I don't think they did anything wrong. They advocated for their concern. We aren't here to be an echo chamber.
It's also fine if they want to quietly ignore it. I mean, what is there to say? The discussion has moved on.
I empathize with their concern. Anthropic wouldn't be the first company to not release something, claiming it's too powerful.
It smacks of marketing hype. I was initially dismissive of the initial press release. But a number of things are different this time, early access is being granted via Glasswing, with $100m free credits.
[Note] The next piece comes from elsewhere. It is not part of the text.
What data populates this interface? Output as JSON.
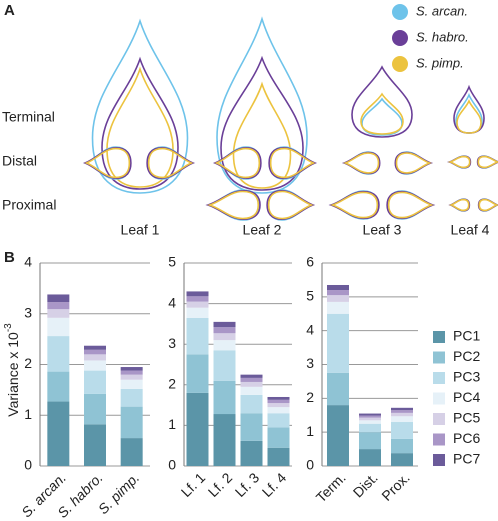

This is forcing companies, some who never scanned source code with AI for security concerns, to take this new approach to security seriously.
This is enabling other companies, who did take security serious, to discover new bugs.
I just happen to work for one of the companies with early access to Glasswing. If not, I would likely be much more skeptical.
Uh, go back and read the article again. It was not just raising valid concerns. It was a confident hit piece that said it was all bullshit using gleefully inflammatory language, going well beyond reasonable skepticism.